Performance and reporting
In this chapter: XIRR, time-weighted vs money-weighted returns · Standard reporting templates
Investors need to know how their portfolio is performing. Time-Weighted Return (TWR) measures the manager's performance, neutral to client cash flows. Money-Weighted Return (XIRR) measures the client's actual experience, accounting for the timing of cash flows. Both are reported. TWR is right for evaluating fund managers; XIRR is right for evaluating client outcomes.
XIRR formula uses Excel/Sheets: =XIRR(cashflows, dates). Negative numbers for investments (outflows from the client perspective), positives for redemptions and final value. TWR is computed by chaining sub-period returns (each period between cash flows) and removing the cash-flow effect — most CRMs do this automatically. Reporting: monthly statements showing holdings, NAV, gains, fees; quarterly reviews showing allocation drift, IPS adherence, performance vs benchmark; annual review with comprehensive plan revision. SEBI IA Regulations require record-keeping for 5+ years.

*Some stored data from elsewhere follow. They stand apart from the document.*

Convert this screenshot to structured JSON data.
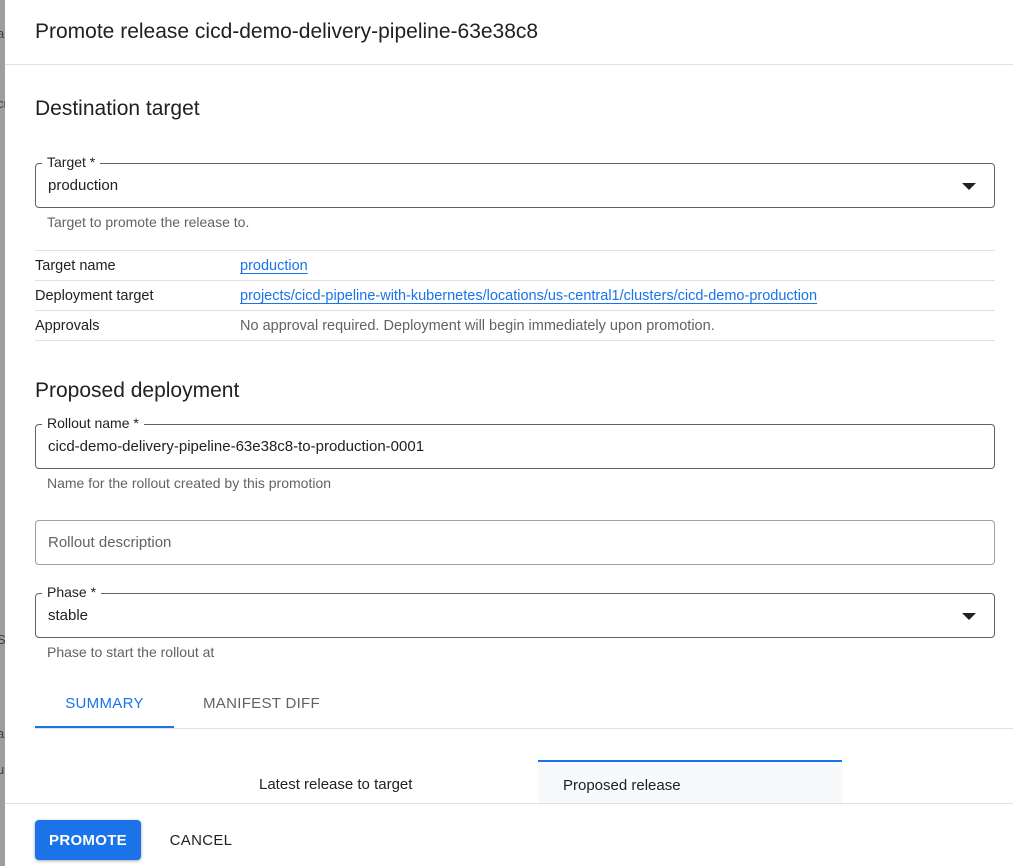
{
  "dialog": {
    "title": "Promote release cicd-demo-delivery-pipeline-63e38c8"
  },
  "destination": {
    "heading": "Destination target",
    "target_field": {
      "label": "Target *",
      "value": "production",
      "hint": "Target to promote the release to."
    },
    "details": [
      {
        "key": "Target name",
        "value": "production",
        "is_link": true
      },
      {
        "key": "Deployment target",
        "value": "projects/cicd-pipeline-with-kubernetes/locations/us-central1/clusters/cicd-demo-production",
        "is_link": true
      },
      {
        "key": "Approvals",
        "value": "No approval required. Deployment will begin immediately upon promotion.",
        "is_link": false
      }
    ]
  },
  "proposed": {
    "heading": "Proposed deployment",
    "rollout_name": {
      "label": "Rollout name *",
      "value": "cicd-demo-delivery-pipeline-63e38c8-to-production-0001",
      "hint": "Name for the rollout created by this promotion"
    },
    "rollout_description": {
      "placeholder": "Rollout description"
    },
    "phase": {
      "label": "Phase *",
      "value": "stable",
      "hint": "Phase to start the rollout at"
    }
  },
  "tabs": [
    {
      "label": "SUMMARY",
      "active": true
    },
    {
      "label": "MANIFEST DIFF",
      "active": false
    }
  ],
  "summary": {
    "latest_header": "Latest release to target",
    "proposed_header": "Proposed release"
  },
  "footer": {
    "promote_label": "PROMOTE",
    "cancel_label": "CANCEL"
  },
  "backdrop_glyphs": [
    "a",
    "cr",
    "S",
    "a",
    "u"
  ],
  "colors": {
    "accent": "#1a73e8",
    "text_primary": "#202124",
    "text_secondary": "#5f6368",
    "divider": "#e0e0e0"
  }
}
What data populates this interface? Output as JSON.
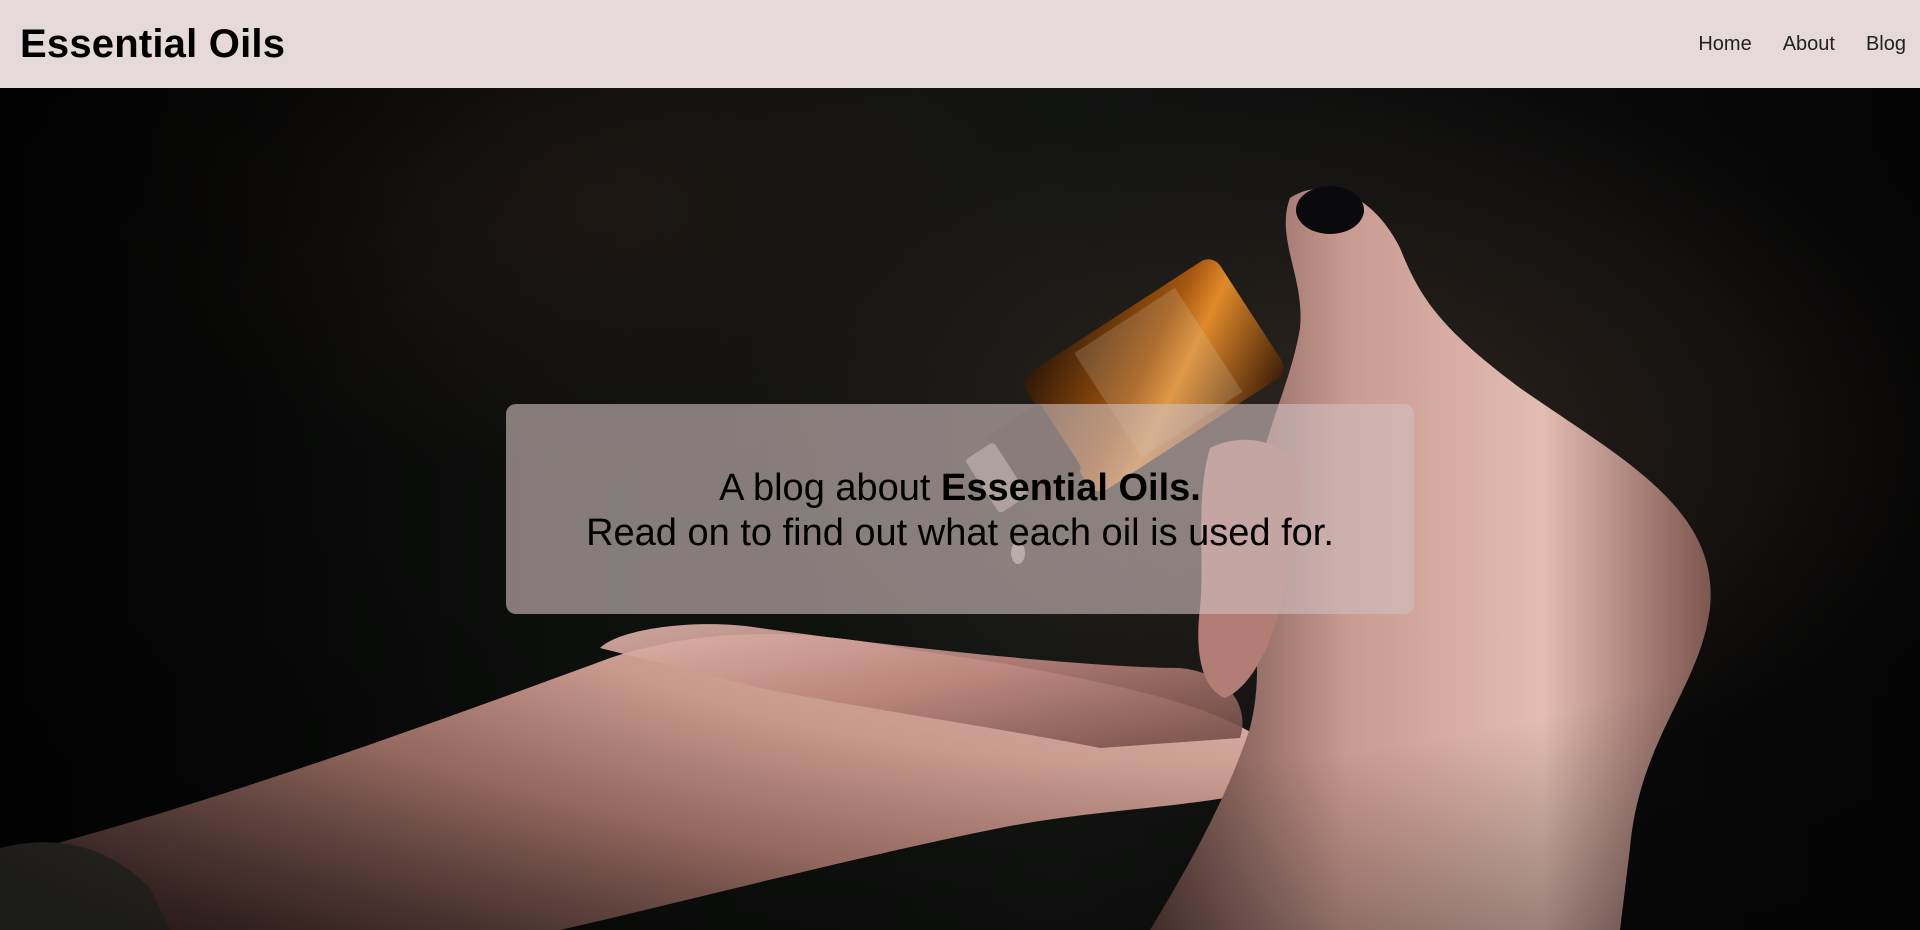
{
  "header": {
    "title": "Essential Oils",
    "nav": [
      {
        "label": "Home"
      },
      {
        "label": "About"
      },
      {
        "label": "Blog"
      }
    ]
  },
  "hero": {
    "line1_prefix": "A blog about ",
    "line1_bold": "Essential Oils.",
    "line2": "Read on to find out what each oil is used for.",
    "image_subject": "hands-pouring-essential-oil-bottle"
  },
  "colors": {
    "header_bg": "#e5d9da",
    "caption_bg": "rgba(206,190,191,0.62)",
    "text": "#000000"
  }
}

A nuance: the difference between TWR and XIRR widens when clients add money during drawdowns or redeem during peaks. A client who SIP'd through 2008 and 2020 will have higher XIRR than the fund's TWR — they bought low. A client who chased performance (added in 2007 peak) will have lower XIRR than TWR. RIAs should report both numbers and explain the gap; this is genuinely educational for clients on the value of disciplined investing.